Joe was undeniably a very good athlete as far as road and cross-country running was concerned, although he did run on the track and was even ranked in Scotland as a steeplechaser but, by and large, his track best times as noted above are not as impressive as the other chievements already noted.   When we asked him about it he replied, “Regarding track, I would say that I was a road runner first, cross country second with track a distant third.   The steeplechasing followed on from school, couldn’t compete with the guys on the flat so tried the hurdles instead.
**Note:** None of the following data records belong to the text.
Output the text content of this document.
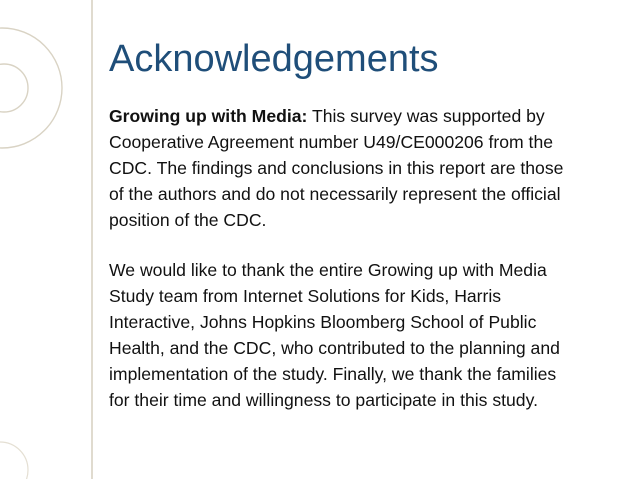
Acknowledgements

Growing up with Media: This survey was supported by
Cooperative Agreement number U49/CE000206 from the
CDC. The findings and conclusions in this report are those
of the authors and do not necessarily represent the official
position of the CDC.

We would like to thank the entire Growing up with Media
Study team from Internet Solutions for Kids, Harris
Interactive, Johns Hopkins Bloomberg School of Public
Health, and the CDC, who contributed to the planning and
implementation of the study. Finally, we thank the families
for their time and willingness to participate in this study.
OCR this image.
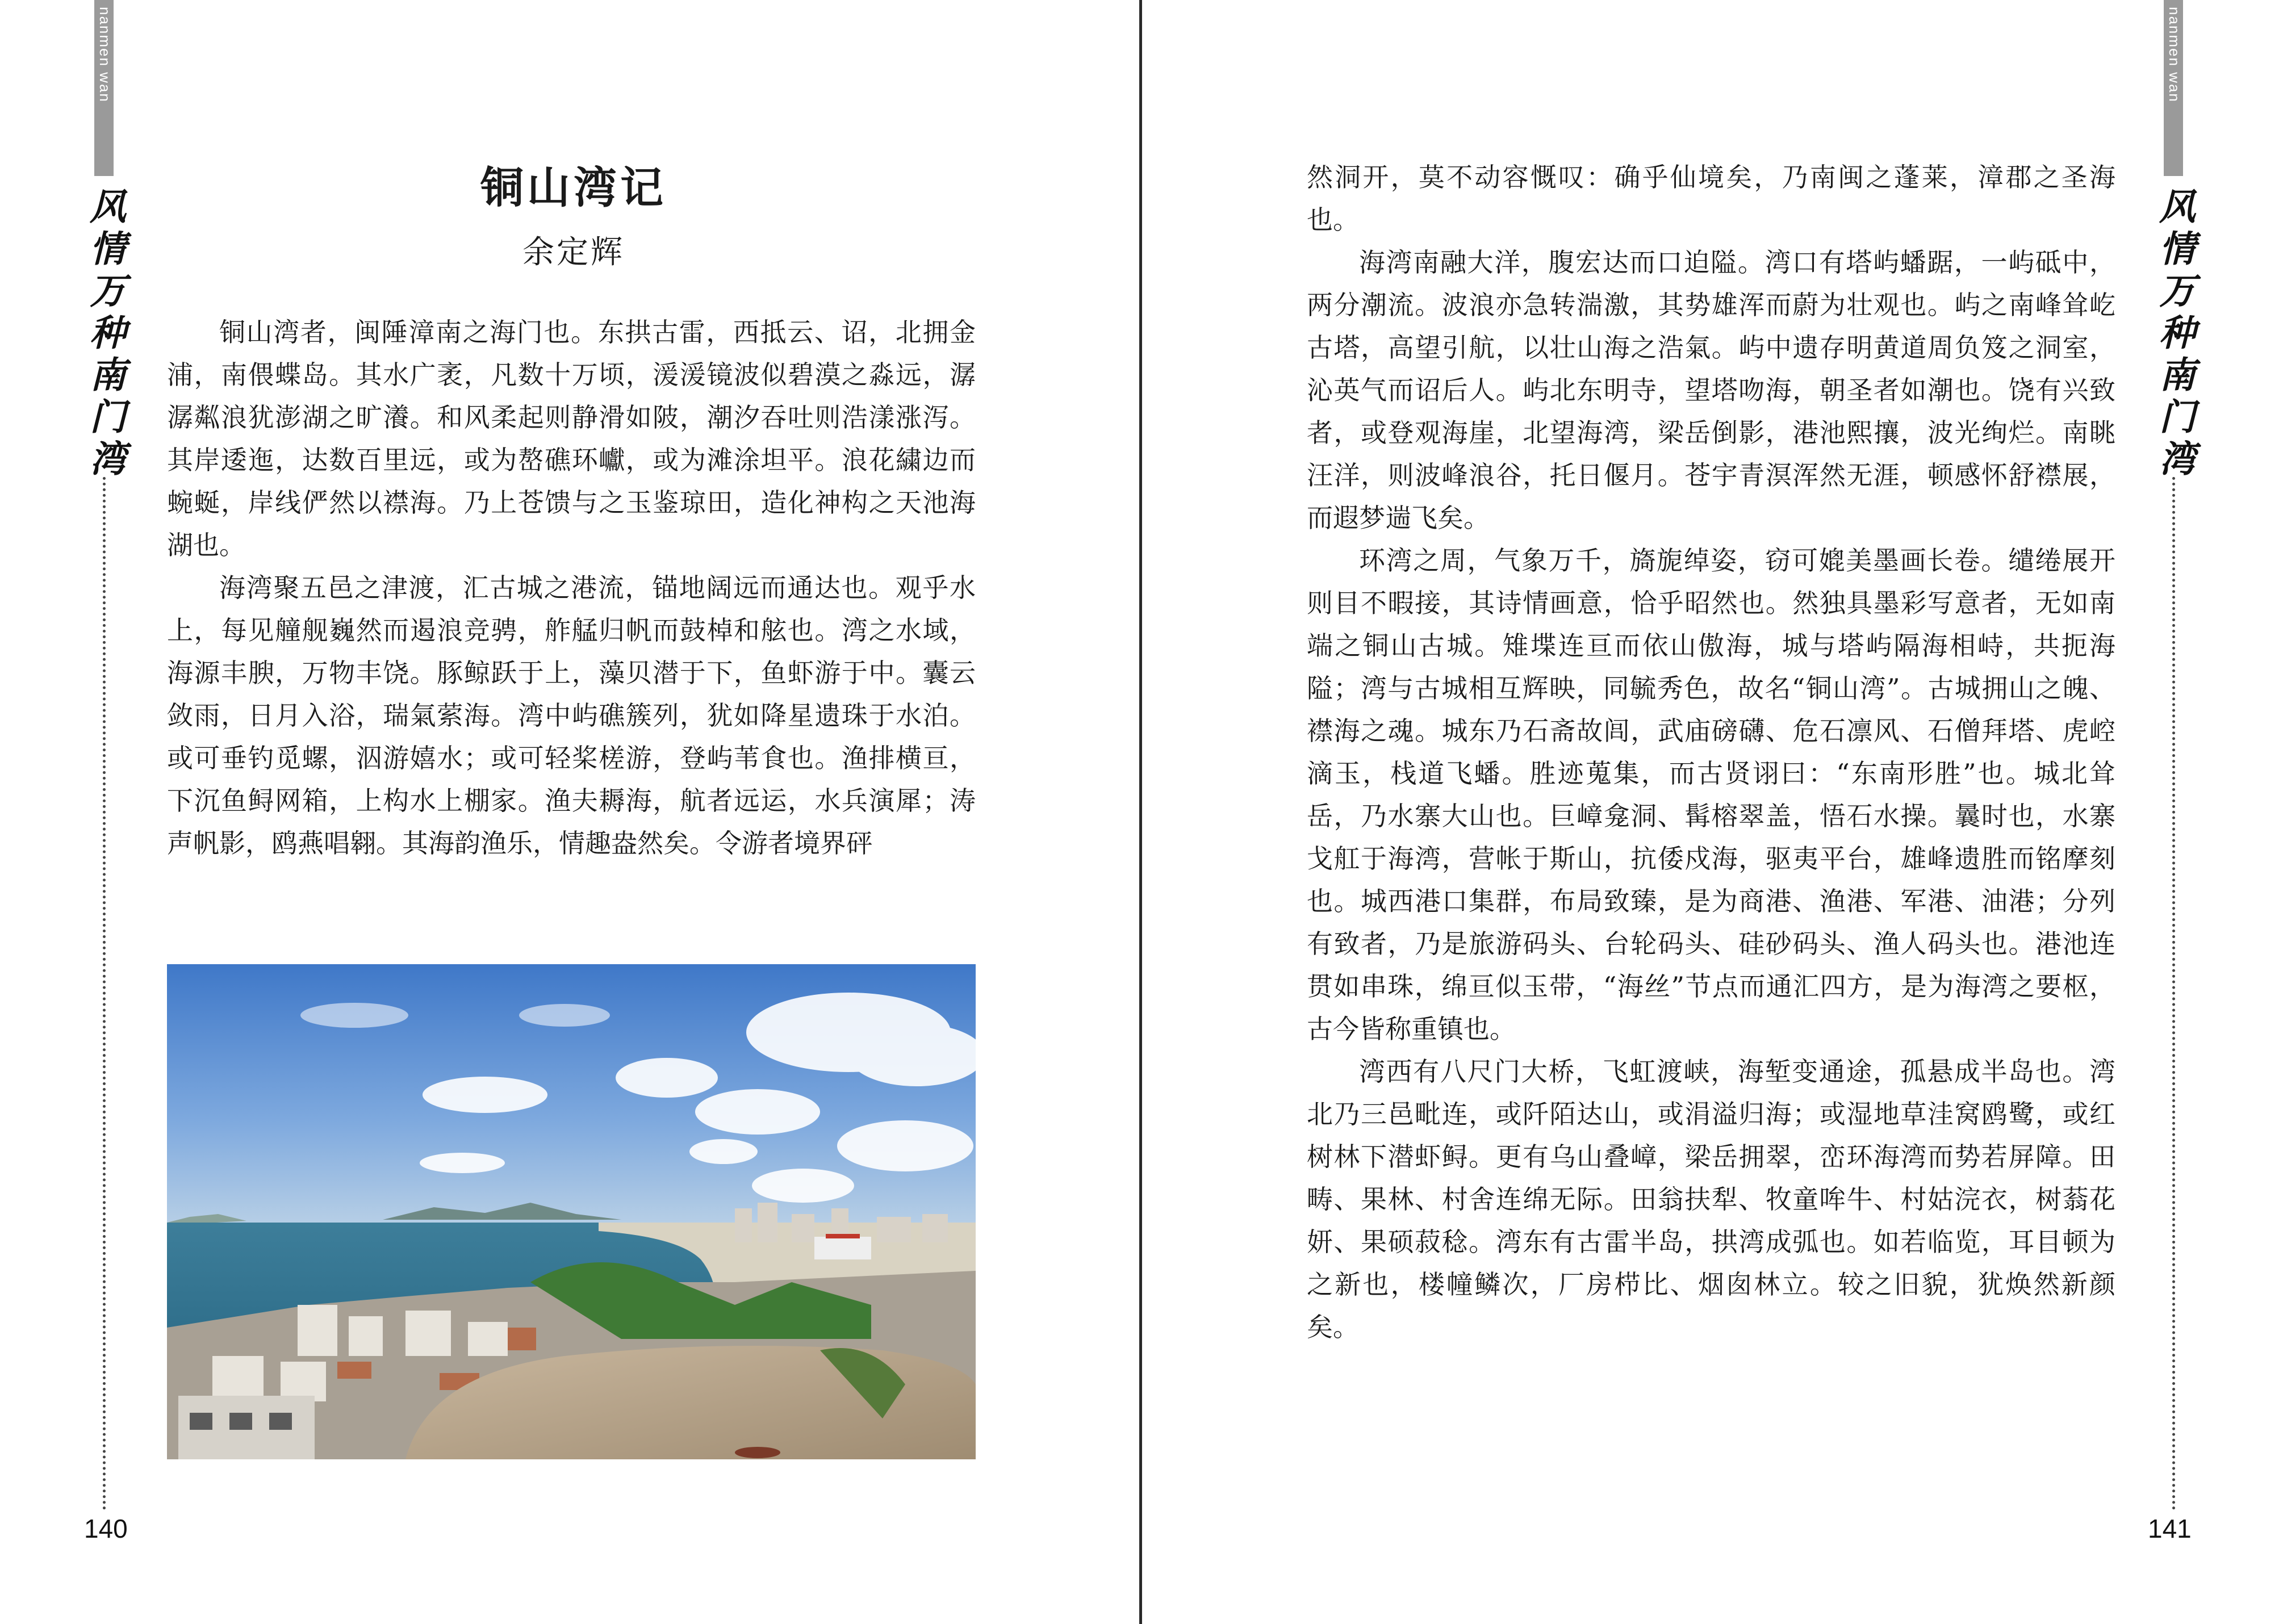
nanmen wan
风情万种南门湾
140
铜山湾记
余定辉

铜山湾者，闽陲漳南之海门也。东拱古雷，西抵云、诏，北拥金浦，南偎蝶岛。其水广袤，凡数十万顷，湲湲镜波似碧漠之淼远，潺潺粼浪犹澎湖之旷瀁。和风柔起则静滑如陂，潮汐吞吐则浩漾涨泻。其岸逶迤，达数百里远，或为嶅礁环巘，或为滩涂坦平。浪花繍边而蜿蜒，岸线俨然以襟海。乃上苍馈与之玉鉴琼田，造化神构之天池海湖也。

海湾聚五邑之津渡，汇古城之港流，锚地阔远而通达也。观乎水上，每见艟舰巍然而遏浪竞骋，舴艋归帆而鼓棹和舷也。湾之水域，海源丰腴，万物丰饶。豚鲸跃于上，藻贝潜于下，鱼虾游于中。囊云敛雨，日月入浴，瑞氣萦海。湾中屿礁簇列，犹如降星遗珠于水泊。或可垂钓觅螺，泅游嬉水；或可轻桨槎游，登屿苇食也。渔排横亘，下沉鱼鲟网箱，上构水上棚家。渔夫耨海，航者远运，水兵演犀；涛声帆影，鸥燕唱翱。其海韵渔乐，情趣盎然矣。令游者境界砰

nanmen wan
风情万种南门湾
141

然洞开，莫不动容慨叹：确乎仙境矣，乃南闽之蓬莱，漳郡之圣海也。

海湾南融大洋，腹宏达而口迫隘。湾口有塔屿蟠踞，一屿砥中，两分潮流。波浪亦急转湍激，其势雄浑而蔚为壮观也。屿之南峰耸屹古塔，高望引航，以壮山海之浩氣。屿中遗存明黄道周负笈之洞室，沁英气而诏后人。屿北东明寺，望塔吻海，朝圣者如潮也。饶有兴致者，或登观海崖，北望海湾，梁岳倒影，港池熙攘，波光绚烂。南眺汪洋，则波峰浪谷，托日偃月。苍宇青溟浑然无涯，顿感怀舒襟展，而遐梦遄飞矣。

环湾之周，气象万千，旖旎绰姿，窃可媲美墨画长卷。缱绻展开则目不暇接，其诗情画意，恰乎昭然也。然独具墨彩写意者，无如南端之铜山古城。雉堞连亘而依山傲海，城与塔屿隔海相峙，共扼海隘；湾与古城相互辉映，同毓秀色，故名“铜山湾”。古城拥山之魄、襟海之魂。城东乃石斋故闾，武庙磅礴、危石凛风、石僧拜塔、虎崆滴玉，栈道飞蟠。胜迹蒐集，而古贤诩曰：“东南形胜”也。城北耸岳，乃水寨大山也。巨嶂龛洞、髯榕翠盖，悟石水操。曩时也，水寨戈舡于海湾，营帐于斯山，抗倭戍海，驱夷平台，雄峰遗胜而铭摩刻也。城西港口集群，布局致臻，是为商港、渔港、军港、油港；分列有致者，乃是旅游码头、台轮码头、硅砂码头、渔人码头也。港池连贯如串珠，绵亘似玉带，“海丝”节点而通汇四方，是为海湾之要枢，古今皆称重镇也。

湾西有八尺门大桥，飞虹渡峡，海堑变通途，孤悬成半岛也。湾北乃三邑毗连，或阡陌达山，或涓溢归海；或湿地草洼窝鸥鹭，或红树林下潜虾鲟。更有乌山叠嶂，梁岳拥翠，峦环海湾而势若屏障。田畴、果林、村舍连绵无际。田翁扶犁、牧童哞牛、村姑浣衣，树蓊花妍、果硕菽稔。湾东有古雷半岛，拱湾成弧也。如若临览，耳目顿为之新也，楼幢鳞次，厂房栉比、烟囱林立。较之旧貌，犹焕然新颜矣。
After finishing 3rd in the Scottish Schools 2000m I tried a couple 3000m’s before packing it in.”    There is however inter-club competition on the track as well as over the country or on the road.   One of the things the endurance athlete did during the summer was compete in track team races – usually four to run but only three to score- and there were many of these across the land.  Lanarkshire had its fair share of these with the nearest to Joe being at Shotts, Airdrie and Coatbridge.   The tracks varied in distance and in degree of upkeep allocated to the track surface.   A good clubman, Joe competed in them for the team.   His comments of the highland games circuit?   “Favourite event would probably be Cowal, as a club we’d usually get an invite to the 3000m team race (with all expenses paid!), so travel down, run the race then spend the expenses on beer!   I was never a fan of handicap races at highland games, I always thought you should compete on level terms, if you couldn’t keep up so be it, so tended to do 3000 team races.”   I think everybody liked Cowal.   The journey to Dunoon was enjoyable, the crowd was massive, it was the last Saturday before the football season started which helped, and it had the added attraction of the March of a Thousand Pipers at the end as they appeared between the houses high up at the corner of the arena and marched down and into the arena – band after band after band with the different kilts on display.   The track was not as good as some but it was 440 yards which was unusual.    Joe’s final comment was,” No national or even district results to speak of on the track, just a lack of speed really, although I did run in the Home Countries Schools International (2000m s/chase)”

That then is Joe’s career as a distance runner of some ability, a man who would have been welcome in any club in the land for his ability and and his team spirit.